- Founded: 14 November 1945
- Ideology: Liberalism Radicalism Republicanism Anti-Peronism Anti-Nazism Socialism Communism
- Political position: Big tent
- Colours: Red

= Democratic Union (Argentina) =

The Democratic Union (Unión Democrática; UD) was an electoral alliance formed in 1945 in Argentina between the Radical Civic Union, the Socialist Party, the Communist Party and the Democratic Progressive Party, to oppose the presidential ticket of Juan Domingo Perón and Hortensio Quijano at the 1946 general election.

The Radical Civic Union (UCR), at the time under control of the Alvearista faction, held the final say in the coalition. The coalition's candidates for president and vice president, respectively José Tamborini and Enrique Mosca, were UCR members. This left out the yrigoyenista section of the UCR, which was divided between supporters of Perón (Unión Cívica Radical Junta Renovadora) and the internal opposition within the Union, the "Movimiento de Intransigencia y Renovación" led by Ricardo Balbín and Arturo Frondizi.

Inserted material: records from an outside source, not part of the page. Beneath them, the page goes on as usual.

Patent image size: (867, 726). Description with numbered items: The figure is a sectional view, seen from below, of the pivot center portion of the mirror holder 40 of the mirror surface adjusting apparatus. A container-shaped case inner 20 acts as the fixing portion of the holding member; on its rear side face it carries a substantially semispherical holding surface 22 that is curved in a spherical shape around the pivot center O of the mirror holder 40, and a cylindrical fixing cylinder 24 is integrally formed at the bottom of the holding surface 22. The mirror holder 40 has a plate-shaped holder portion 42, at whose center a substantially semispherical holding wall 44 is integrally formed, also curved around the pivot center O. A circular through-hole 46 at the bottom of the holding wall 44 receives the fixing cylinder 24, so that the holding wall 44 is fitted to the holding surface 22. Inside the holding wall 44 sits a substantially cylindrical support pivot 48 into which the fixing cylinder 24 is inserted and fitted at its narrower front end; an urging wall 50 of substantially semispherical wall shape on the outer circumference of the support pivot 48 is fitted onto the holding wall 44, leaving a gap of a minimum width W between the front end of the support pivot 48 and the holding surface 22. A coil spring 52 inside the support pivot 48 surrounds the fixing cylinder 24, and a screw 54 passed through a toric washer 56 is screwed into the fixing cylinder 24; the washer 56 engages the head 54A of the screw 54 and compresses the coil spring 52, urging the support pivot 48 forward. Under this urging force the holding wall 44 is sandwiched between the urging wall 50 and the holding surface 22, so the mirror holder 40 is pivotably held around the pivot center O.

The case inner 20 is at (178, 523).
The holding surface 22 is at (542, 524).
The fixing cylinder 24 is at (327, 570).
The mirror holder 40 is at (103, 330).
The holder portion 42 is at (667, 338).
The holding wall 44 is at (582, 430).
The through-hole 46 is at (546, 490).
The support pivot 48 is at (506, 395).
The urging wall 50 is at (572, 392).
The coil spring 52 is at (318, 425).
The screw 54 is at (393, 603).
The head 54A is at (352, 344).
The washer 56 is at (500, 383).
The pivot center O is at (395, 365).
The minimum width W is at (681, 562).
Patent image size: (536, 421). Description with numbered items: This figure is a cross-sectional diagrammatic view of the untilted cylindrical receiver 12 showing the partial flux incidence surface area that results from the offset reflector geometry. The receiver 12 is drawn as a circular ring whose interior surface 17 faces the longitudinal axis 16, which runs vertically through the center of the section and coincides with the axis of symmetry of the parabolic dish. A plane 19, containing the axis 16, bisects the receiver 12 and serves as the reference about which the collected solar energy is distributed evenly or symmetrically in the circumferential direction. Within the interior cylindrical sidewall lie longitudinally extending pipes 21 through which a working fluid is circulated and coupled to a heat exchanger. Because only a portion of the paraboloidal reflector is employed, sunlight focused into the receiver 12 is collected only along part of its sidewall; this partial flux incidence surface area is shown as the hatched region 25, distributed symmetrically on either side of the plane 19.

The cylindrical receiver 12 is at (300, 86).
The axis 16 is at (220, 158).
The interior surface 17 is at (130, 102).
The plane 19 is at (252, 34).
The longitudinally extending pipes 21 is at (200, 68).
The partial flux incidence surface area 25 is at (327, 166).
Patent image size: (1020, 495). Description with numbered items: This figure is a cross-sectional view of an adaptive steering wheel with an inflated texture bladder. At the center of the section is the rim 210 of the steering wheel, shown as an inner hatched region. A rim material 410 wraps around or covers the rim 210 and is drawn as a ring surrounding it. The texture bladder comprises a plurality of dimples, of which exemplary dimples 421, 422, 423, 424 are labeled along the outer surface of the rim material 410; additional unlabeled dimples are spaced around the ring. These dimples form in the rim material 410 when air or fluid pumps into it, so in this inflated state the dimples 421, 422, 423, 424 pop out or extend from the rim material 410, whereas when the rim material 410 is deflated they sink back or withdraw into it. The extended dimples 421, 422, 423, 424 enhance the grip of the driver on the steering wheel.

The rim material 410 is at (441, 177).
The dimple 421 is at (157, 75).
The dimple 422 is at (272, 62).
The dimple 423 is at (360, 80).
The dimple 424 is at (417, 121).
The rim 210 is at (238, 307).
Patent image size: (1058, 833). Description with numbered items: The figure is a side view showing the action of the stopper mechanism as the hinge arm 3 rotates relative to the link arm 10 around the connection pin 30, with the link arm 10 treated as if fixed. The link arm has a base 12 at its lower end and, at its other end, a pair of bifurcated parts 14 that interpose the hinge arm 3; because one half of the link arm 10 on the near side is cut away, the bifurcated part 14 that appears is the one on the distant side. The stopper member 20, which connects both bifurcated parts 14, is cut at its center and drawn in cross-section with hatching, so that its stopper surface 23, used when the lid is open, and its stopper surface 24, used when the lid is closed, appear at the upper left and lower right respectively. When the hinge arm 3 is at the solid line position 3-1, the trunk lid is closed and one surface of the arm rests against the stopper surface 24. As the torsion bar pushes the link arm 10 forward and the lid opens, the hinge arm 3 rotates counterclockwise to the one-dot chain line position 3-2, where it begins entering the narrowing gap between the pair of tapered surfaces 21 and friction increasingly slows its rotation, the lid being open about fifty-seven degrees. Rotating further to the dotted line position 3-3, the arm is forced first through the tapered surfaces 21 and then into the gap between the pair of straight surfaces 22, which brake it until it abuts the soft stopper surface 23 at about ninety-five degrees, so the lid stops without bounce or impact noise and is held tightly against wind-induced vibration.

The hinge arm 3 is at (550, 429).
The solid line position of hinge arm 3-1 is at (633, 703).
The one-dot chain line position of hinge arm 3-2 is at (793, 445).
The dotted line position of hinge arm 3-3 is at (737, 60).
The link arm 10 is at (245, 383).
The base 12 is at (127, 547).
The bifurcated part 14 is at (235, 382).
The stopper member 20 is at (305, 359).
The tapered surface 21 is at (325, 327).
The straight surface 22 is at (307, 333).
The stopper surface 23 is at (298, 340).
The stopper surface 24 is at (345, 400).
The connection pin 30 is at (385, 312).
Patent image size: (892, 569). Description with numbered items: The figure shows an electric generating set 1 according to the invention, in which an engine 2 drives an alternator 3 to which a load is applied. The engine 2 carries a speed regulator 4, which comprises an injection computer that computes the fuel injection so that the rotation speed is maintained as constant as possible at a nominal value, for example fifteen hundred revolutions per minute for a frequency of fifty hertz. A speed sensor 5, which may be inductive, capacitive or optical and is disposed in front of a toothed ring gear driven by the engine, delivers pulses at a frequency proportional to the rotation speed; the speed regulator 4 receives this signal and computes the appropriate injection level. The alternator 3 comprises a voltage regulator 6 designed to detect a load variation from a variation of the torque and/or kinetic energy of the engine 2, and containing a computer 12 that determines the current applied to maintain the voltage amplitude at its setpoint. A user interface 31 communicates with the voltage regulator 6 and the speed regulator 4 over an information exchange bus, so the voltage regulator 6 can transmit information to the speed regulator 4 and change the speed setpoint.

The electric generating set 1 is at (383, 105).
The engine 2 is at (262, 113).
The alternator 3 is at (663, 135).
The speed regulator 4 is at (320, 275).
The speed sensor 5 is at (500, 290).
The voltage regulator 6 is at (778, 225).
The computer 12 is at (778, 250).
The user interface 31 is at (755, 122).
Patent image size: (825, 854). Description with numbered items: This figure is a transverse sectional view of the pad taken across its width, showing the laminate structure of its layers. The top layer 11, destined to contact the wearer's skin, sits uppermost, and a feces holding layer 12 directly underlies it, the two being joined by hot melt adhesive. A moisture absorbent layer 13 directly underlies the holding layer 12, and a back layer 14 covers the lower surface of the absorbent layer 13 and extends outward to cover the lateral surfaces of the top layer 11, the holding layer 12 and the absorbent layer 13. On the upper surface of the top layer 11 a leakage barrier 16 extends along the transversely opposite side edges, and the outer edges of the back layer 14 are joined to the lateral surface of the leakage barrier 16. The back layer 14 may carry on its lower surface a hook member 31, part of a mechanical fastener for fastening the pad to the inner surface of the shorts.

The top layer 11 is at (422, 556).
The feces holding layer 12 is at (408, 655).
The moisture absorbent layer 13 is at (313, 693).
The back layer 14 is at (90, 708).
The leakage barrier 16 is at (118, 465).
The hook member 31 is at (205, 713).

The UCR also excluded from the alliance their old adversaries, the conservatives, which had been grouped under the banner of the National Democratic Party. This exclusion signified a coup de grace for the PDN, which soon disappeared, thus giving no conservative party a chance in elections for many decades.

The defeat of the UD alliance at the 24 February election caused the dissolution of it and compelled the participating parties to modify their strategies.